For Indigenous Peoples in Peru, Chinese or Burmese dissidents, Iranian street-protestors, Gabonese political opponents, African-Americans being excluded from healthcare, the ability to spread analysis and information on their fights and struggles can be crucial.The generalization of access to the Internet, and, the parallel rise of the collaborative web have profoundly changed the shape of information, and the relations between medias, contents and citizen. With rare, and worthy exceptions (like DemocracyNow!, MoveOn, OpenDemocracy), these changes have not fully penetrated activists spaces. This appears clearly during global events such as social forums or counter-summits. Too often, the density and the profusion of alternative information, opinions and analysis lead to the dilution of information on innovative dynamics. Moreover, it is still a challenge to develop exchanges from one public space to the others, and to ensure that information on innovative dynamics in one region of the world can reach out public opinions in other regions.
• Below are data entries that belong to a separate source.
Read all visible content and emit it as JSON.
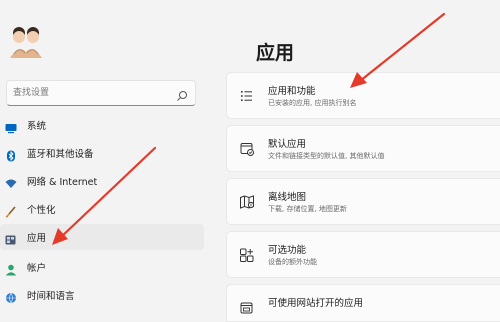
{
  "sidebar": {
    "search_placeholder": "查找设置",
    "items": [
      {
        "label": "系统",
        "icon": "monitor-icon"
      },
      {
        "label": "蓝牙和其他设备",
        "icon": "bluetooth-icon"
      },
      {
        "label": "网络 & Internet",
        "icon": "wifi-icon"
      },
      {
        "label": "个性化",
        "icon": "brush-icon"
      },
      {
        "label": "应用",
        "icon": "apps-icon",
        "active": true
      },
      {
        "label": "帐户",
        "icon": "person-icon"
      },
      {
        "label": "时间和语言",
        "icon": "globe-clock-icon"
      }
    ]
  },
  "main": {
    "title": "应用",
    "cards": [
      {
        "title": "应用和功能",
        "subtitle": "已安装的应用, 应用执行别名",
        "icon": "list-icon"
      },
      {
        "title": "默认应用",
        "subtitle": "文件和链接类型的默认值, 其他默认值",
        "icon": "default-apps-icon"
      },
      {
        "title": "离线地图",
        "subtitle": "下载, 存储位置, 地图更新",
        "icon": "map-icon"
      },
      {
        "title": "可选功能",
        "subtitle": "设备的额外功能",
        "icon": "optional-features-icon"
      },
      {
        "title": "可使用网站打开的应用",
        "subtitle": "",
        "icon": "web-apps-icon"
      }
    ]
  },
  "colors": {
    "background": "#f3f3f3",
    "card": "#fbfbfb",
    "accent_blue": "#0067c0",
    "annotation_red": "#e53a2a"
  }
}
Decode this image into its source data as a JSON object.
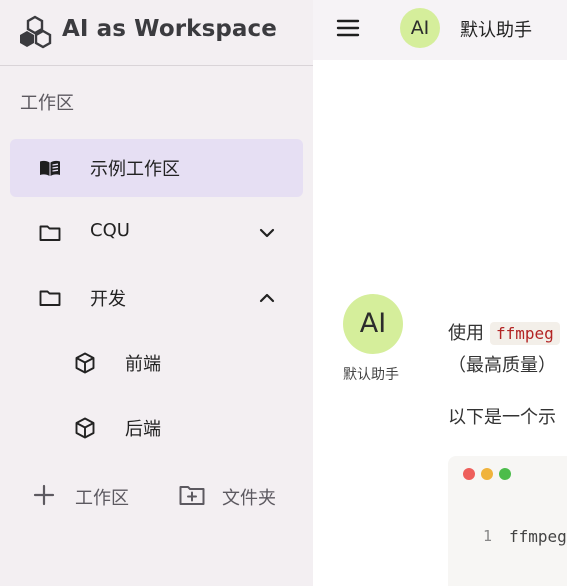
{
  "brand": {
    "title": "AI as Workspace",
    "icon": "hexagon-cluster-logo-icon"
  },
  "sidebar": {
    "section_label": "工作区",
    "items": [
      {
        "label": "示例工作区",
        "icon": "open-book-icon",
        "active": true
      },
      {
        "label": "CQU",
        "icon": "folder-icon",
        "chevron": "chevron-down-icon"
      },
      {
        "label": "开发",
        "icon": "folder-icon",
        "chevron": "chevron-up-icon"
      },
      {
        "label": "前端",
        "icon": "cube-icon"
      },
      {
        "label": "后端",
        "icon": "cube-icon"
      }
    ],
    "add_workspace_label": "工作区",
    "add_folder_label": "文件夹"
  },
  "header": {
    "avatar_text": "AI",
    "assistant_name": "默认助手"
  },
  "chat": {
    "avatar_text": "AI",
    "avatar_name": "默认助手",
    "line1_prefix": "使用",
    "line1_code": "ffmpeg",
    "line2": "（最高质量）",
    "line3": "以下是一个示",
    "code_line_no": "1",
    "code_line": "ffmpeg"
  },
  "colors": {
    "sidebar_bg": "#f3eff2",
    "active_item_bg": "#e6dff3",
    "avatar_bg": "#d5ee9b",
    "inline_code_text": "#b32424"
  }
}
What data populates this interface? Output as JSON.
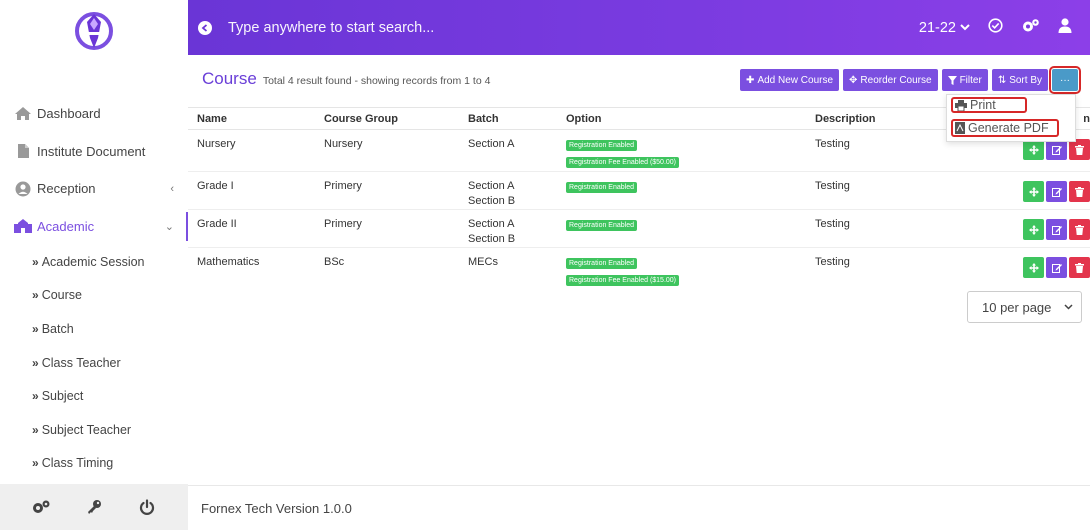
{
  "header": {
    "search_placeholder": "Type anywhere to start search...",
    "year": "21-22"
  },
  "sidebar": {
    "items": [
      {
        "label": "Dashboard"
      },
      {
        "label": "Institute Document"
      },
      {
        "label": "Reception"
      },
      {
        "label": "Academic"
      }
    ],
    "sub_items": [
      {
        "label": "Academic Session"
      },
      {
        "label": "Course"
      },
      {
        "label": "Batch"
      },
      {
        "label": "Class Teacher"
      },
      {
        "label": "Subject"
      },
      {
        "label": "Subject Teacher"
      },
      {
        "label": "Class Timing"
      }
    ]
  },
  "page": {
    "title": "Course",
    "subtitle": "Total 4 result found - showing records from 1 to 4"
  },
  "toolbar": {
    "add_label": "Add New Course",
    "reorder_label": "Reorder Course",
    "filter_label": "Filter",
    "sort_label": "Sort By",
    "more_label": "···"
  },
  "dropdown": {
    "print_label": "Print",
    "pdf_label": "Generate PDF"
  },
  "table": {
    "headers": [
      "Name",
      "Course Group",
      "Batch",
      "Option",
      "Description",
      "n"
    ],
    "rows": [
      {
        "name": "Nursery",
        "group": "Nursery",
        "batch1": "Section A",
        "batch2": "",
        "badge1": "Registration Enabled",
        "badge2": "Registration Fee Enabled ($50.00)",
        "description": "Testing"
      },
      {
        "name": "Grade I",
        "group": "Primery",
        "batch1": "Section A",
        "batch2": "Section B",
        "badge1": "Registration Enabled",
        "badge2": "",
        "description": "Testing"
      },
      {
        "name": "Grade II",
        "group": "Primery",
        "batch1": "Section A",
        "batch2": "Section B",
        "badge1": "Registration Enabled",
        "badge2": "",
        "description": "Testing"
      },
      {
        "name": "Mathematics",
        "group": "BSc",
        "batch1": "MECs",
        "batch2": "",
        "badge1": "Registration Enabled",
        "badge2": "Registration Fee Enabled ($15.00)",
        "description": "Testing"
      }
    ]
  },
  "pagination": {
    "per_page": "10 per page"
  },
  "footer": {
    "version": "Fornex Tech Version 1.0.0"
  },
  "colors": {
    "accent": "#7b4fe0",
    "success": "#3ec45e",
    "danger": "#e3354c",
    "highlight": "#d62828"
  }
}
Thus challenge doesn’t consist in producing alternative information, but in building bridges between its actors, and between these alternative medias and citizens. Facing the language barrier is also crucial: being able to translate analysis from the Chinese dissident blogosphere, or pamphlets written in Farsi or Quechua into other languages, requires skills and time few of advocacy groups and journals or magazines have. Social movements often have their own resources for disseminating press releases and official documents in multiple languages – but deeper, and therefore longer - analysis and position papers or statements fail to reach and be available to limited numbers of intellectuals who can read and write in more than one language.
By bringing websites, journals, magazines, social movements and civil society actors together with a network of committed mostly-volunteer translators, this barrier could be easily overcome, at little cost. Leant on an international Editors Committee, this network could efficiently contribute to the shape of a global, yet socially rooted alternative information.